In 1996, a sheep called Dolly was born. She was the first mammal in history to be cloned from an adult. For this reason, Dolly had three mothers: the one who provided the egg, the one who carried her to term, and the one who provided the DNA. It was a remarkable leap from science fiction to science fact.
There's a tendency to think of Dolly as a duplicate, a carbon copy, of the sheep whose DNA was injected into the egg; as though Dolly lived two lives, one after the other. But of course, there is more to it than that. Dolly's DNA was just one part of the story of her life. The egg itself (and the womb of the surrogate mother) had all sorts of causal impacts on Dolly's physiology.
So, even physically, Dolly was no carbon copy of another sheep. And she was raised in a totally different environment, which undoubtedly made for a sheep with its own, quite individual, personality.
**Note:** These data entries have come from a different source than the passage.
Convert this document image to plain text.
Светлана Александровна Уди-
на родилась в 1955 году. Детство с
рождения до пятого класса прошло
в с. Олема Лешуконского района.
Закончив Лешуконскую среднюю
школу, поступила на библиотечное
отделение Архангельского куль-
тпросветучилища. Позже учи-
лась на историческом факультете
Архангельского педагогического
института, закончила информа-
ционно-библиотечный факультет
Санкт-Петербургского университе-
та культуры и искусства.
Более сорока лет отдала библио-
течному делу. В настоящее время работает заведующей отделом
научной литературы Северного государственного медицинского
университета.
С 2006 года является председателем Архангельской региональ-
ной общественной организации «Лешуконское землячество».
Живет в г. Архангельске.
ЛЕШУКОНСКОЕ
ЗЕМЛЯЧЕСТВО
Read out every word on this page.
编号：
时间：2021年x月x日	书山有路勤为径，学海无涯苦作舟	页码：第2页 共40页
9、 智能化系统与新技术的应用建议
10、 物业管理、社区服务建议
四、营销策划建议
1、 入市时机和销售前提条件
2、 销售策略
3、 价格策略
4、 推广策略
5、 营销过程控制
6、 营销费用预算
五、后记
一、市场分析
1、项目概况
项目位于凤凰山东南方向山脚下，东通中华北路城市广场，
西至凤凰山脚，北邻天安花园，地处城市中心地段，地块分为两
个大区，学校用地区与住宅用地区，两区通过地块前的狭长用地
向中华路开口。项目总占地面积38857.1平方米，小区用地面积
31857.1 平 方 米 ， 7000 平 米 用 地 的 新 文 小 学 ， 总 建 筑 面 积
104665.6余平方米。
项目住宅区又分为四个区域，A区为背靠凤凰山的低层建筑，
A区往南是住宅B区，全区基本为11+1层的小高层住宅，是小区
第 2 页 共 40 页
Dolly was as much the result of nurture as she was of nature.
Up until Dolly, the idea of cloning large animals had been restricted to the world of science fiction. Steven Spielberg did it best with his film adaptation of Michael Crichton's Jurassic Park. This cautionary tale of dinosaur cloning was released just three years before the astonishing birth of Dolly. Lucky for us, she never unleashed anything like the havoc of Spielberg's velociraptors.
Two decades before Michael Crichton gave us his tale of terrifying lizards, another science fiction classic came to a more ambivalent conclusion about the risks of cloning. The Boys from Brazil, written by Ira Levin in 1976, presented the world with the horrifying specter of a long-term Nazi cloning program, with an aim to bring forth a new Hitler from samples of the dictator's DNA. In Levin's novel, the architect of this evil scheme is the war criminal Dr. Josef Mengele, working alongside other Nazis who had fled to South America. But the conclusion of Boys from Brazil, unlike Jurassic Park, is tentative and cautious. Levin reminds us that Mengele's sinister clones are not just little carbon copies of Hitler; they are individuals. Adolf Hitler, however cruel and despicable, was as much the result of nurture as of nature.
Nowadays, you won't find too many science fiction tales about cloning. And the reason for this is obvious – It's not science fiction anymore; it's science fact. And the truth wasn't half as exciting as we thought. We didn't get velociraptors or baby Hitlers. We got, after all the hype, a little baby lamb.
Dolly died 20 years ago this month at the age of six.